João Lourenço, que, de resto estreia-se na corrida à presidência da República, relativamente as três maiores formações políticas, embora lá mais para baixo perfile, também, Benedito Daniel do PRS. Talvez isso justifique o facto de JLO, como ficou conhecido o candidato do ‘M’, aplique todos seus recursos, ainda que às vezes tenha de recorrer a alguns meios do Estado, pois está numa fase de ‘tudo ou nada’.

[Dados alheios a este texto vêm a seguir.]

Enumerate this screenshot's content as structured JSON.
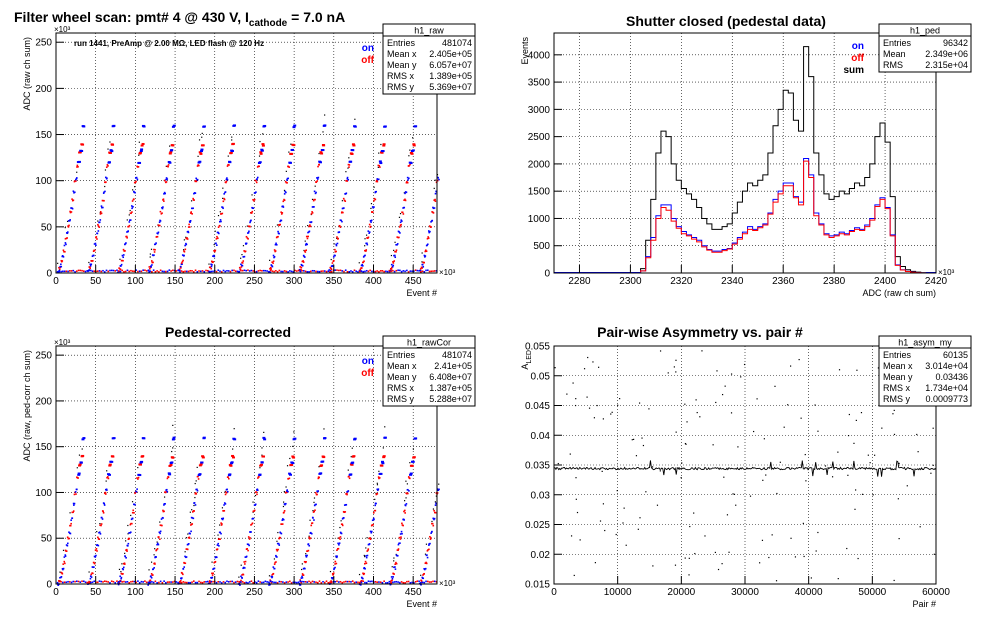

O Candidato do MPLA é o único que não se pode queixar da falta de condições para levar a acabo a sua campanha eleitoral: tem todos os meios à sua disposição, os seus apoiantes não sofrem quaisquer represálias e todos rendem-se aos seus pés.


Só que, recebeu a candidatura numa altura em que o país, na verdade atravessa o seu pior momento, com a oposição a lograr alguma vantagem. Daí que, a ostentação de meios, por si só, não basta, porque o povo sabe que em época de eleições o país fica ‘ás mil maravilhas’, mas depois delas, como se diz na gíria, ‘voltamos às nossas condições antigas’.
João Lourenço, apesar da inovação no seu discurso, precisa de um suporte eleitoral humano assinalável. A mensagem dos ‘Camaradas’, diga-se, em abono da verdade, não está a fluir como deve ser. Por alguma displicência da UNITA e da CASA-CE, as províncias do Namibe, Cunene, Malange, Kuanza Norte e Moxico são as que mais levam à peito a mensagem dos ‘maioritário’. Nas restantes, a disputa é seria. Ai, salva-se quem investir mais no seu discurso.
Em Benguela, no Huambo, Huila e Bié, que ao todo representam respectivamente as maiores praças eleitorais, depois de Luanda, a letargia dos anteriores governadores ‘facilitou’, em grande medida o trabalho da oposição. Ainda assim, JLO e a sua equipa têm tudo a seu favor para inverter o quadro.